Home prices fall slightly, but up for the year
According to the S&P/Case-Shiller Home Price Index released today, American home prices fell in December for the second consecutive month, but only by 0.01 percent compared to November after a similar decline the month prior. Home prices year-over-year across all nine U.S. Census divisions rose 11.3 percent, pointing to a rough winter, but overall, an improving sector.
David M. Blitzer, Chairman of the Index Committee at S&P Dow Jones Indices, said the Index ended its best year since 2005, “However, gains are slowing from month-to-month and the strongest part of the recovery in home values may be over. Year-over-year values for the two monthly Composites weakened and the quarterly National Index barely improved.”
Zillow Chief Economist Dr. Stan Humphries said in a statement, “December capped an undeniably great year in housing in 2013, though it definitely was not as strong as today’s Case-Shiller data indicates. Less distorted indices show national appreciation ending the year at roughly half the rate today’s data shows, which is still nothing to sneeze at.”
Dr.

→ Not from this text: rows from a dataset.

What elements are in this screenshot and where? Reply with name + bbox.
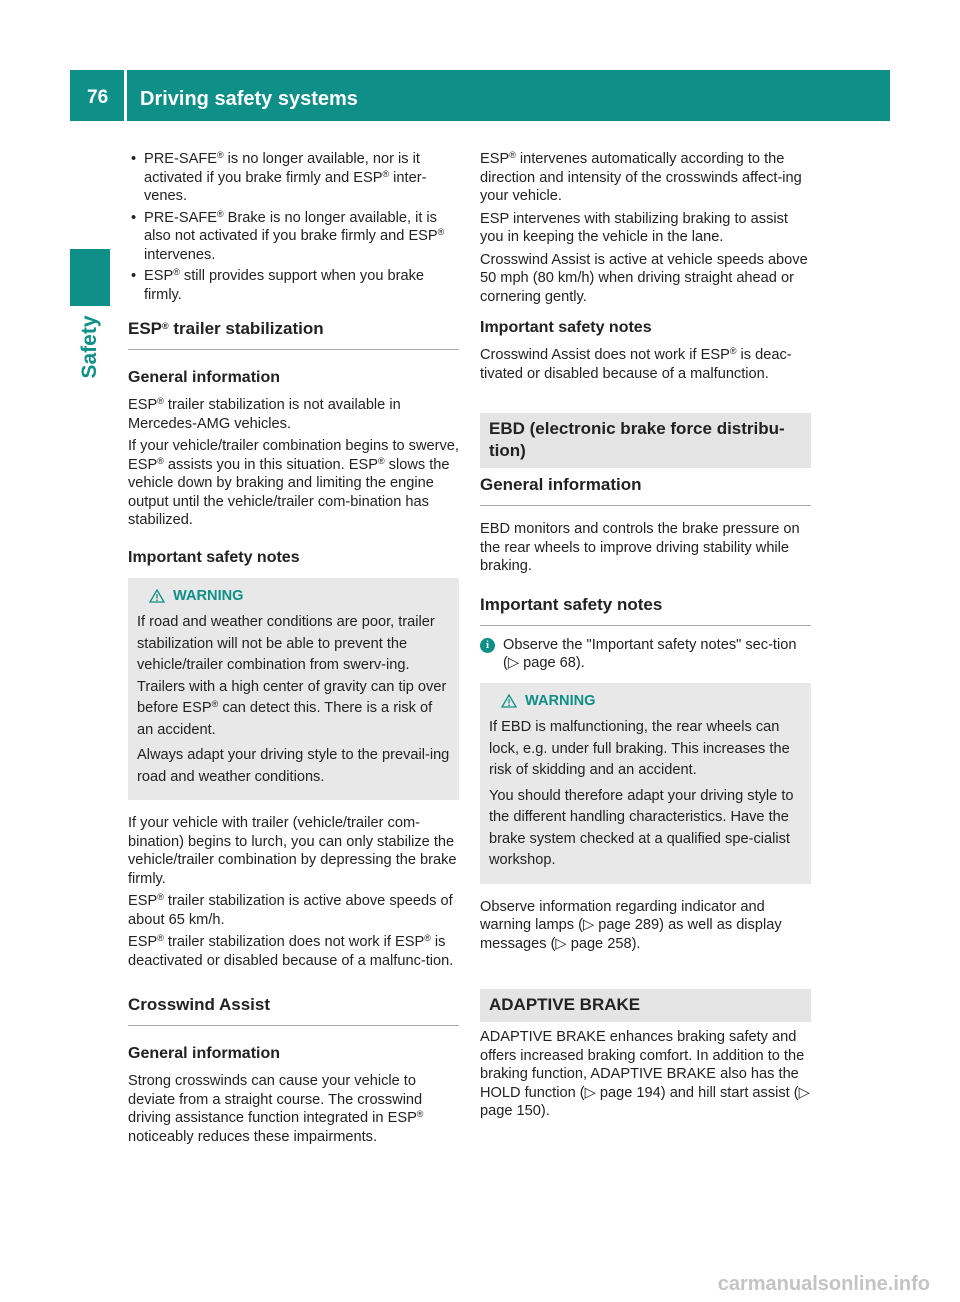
page-number: 76 [87, 87, 109, 108]
warning-text: If road and weather conditions are poor, trailer stabilization will not be able to prevent the vehicle/trailer combination from swerv-ing. Trailers with a high center of gravity can tip over before ESP® can detect this. There is a risk of an accident. [137, 614, 447, 738]
paragraph: Crosswind Assist is active at vehicle speeds above 50 mph (80 km/h) when driving straight ahead or cornering gently. [480, 251, 808, 305]
subheading-general-info: General information [128, 1045, 281, 1062]
list-item: • PRE-SAFE® Brake is no longer available, it is also not activated if you brake firmly and ESP® intervenes. [128, 209, 459, 265]
warning-box [480, 683, 811, 884]
info-icon: i [480, 638, 495, 653]
warning-triangle-icon [149, 589, 165, 603]
header-divider [124, 70, 127, 121]
paragraph: If your vehicle with trailer (vehicle/trailer com-bination) begins to lurch, you can only stabilize the vehicle/trailer combination by depressing the brake firmly. [128, 815, 457, 887]
paragraph: ADAPTIVE BRAKE enhances braking safety and offers increased braking comfort. In addition to the braking function, ADAPTIVE BRAKE also has the HOLD function (▷ page 194) and hill start assist (▷ page 150). [480, 1029, 810, 1119]
paragraph: ESP® trailer stabilization does not work if ESP® is deactivated or disabled because of a malfunc-tion. [128, 933, 454, 969]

Humphries added, “But toward the end of the year, the market’s robust bounce off the bottom began to inevitably tail off, and that slowing momentum has carried over into the beginning of this year. After a long winter, the market is gearing up for a spring home shopping season that should be a bit smoother for buyers, with less investor competition and marginally more inventory. Looking further ahead, the market should continue its slow march back to normal, as annual appreciation rates fall to more sustainable levels around 3 percent, mortgage interest rates climb to levels closer to historic norms and negative equity continues to recede.”
Case-Shiller on track with other indices
The slip in home prices for December was more like stagnation than a decline, and it matches similar indices reporting a slow down, including the National Association of Realtors’ Existing Home Sales report, showing a dip in sales.
Average home prices nationally are back at mid-2004 levels, but they are still roughly 20 percent off of their peak in 2006. The top three performing cities of 2013 year-over-year were Las Vegas (25.5 percent), followed by Los Angeles (20.3 percent) and San Francisco (22.6 percent) – way to go, West Coast! Meanwhile, most of the Sun Belt experienced lower year-over-year rates in December than in November.
“Recent economic reports suggest a bleaker picture for housing,” Blitzer noted. “Some of the weakness reflects the cold
weather in much of the country. However, higher home prices and mortgage rates are taking a toll on affordability. Mortgage default rates, as shown by the S&P/Experian Consumer Credit Default Index, are back to their pre-crisis levels but bank lending standards remain strict.”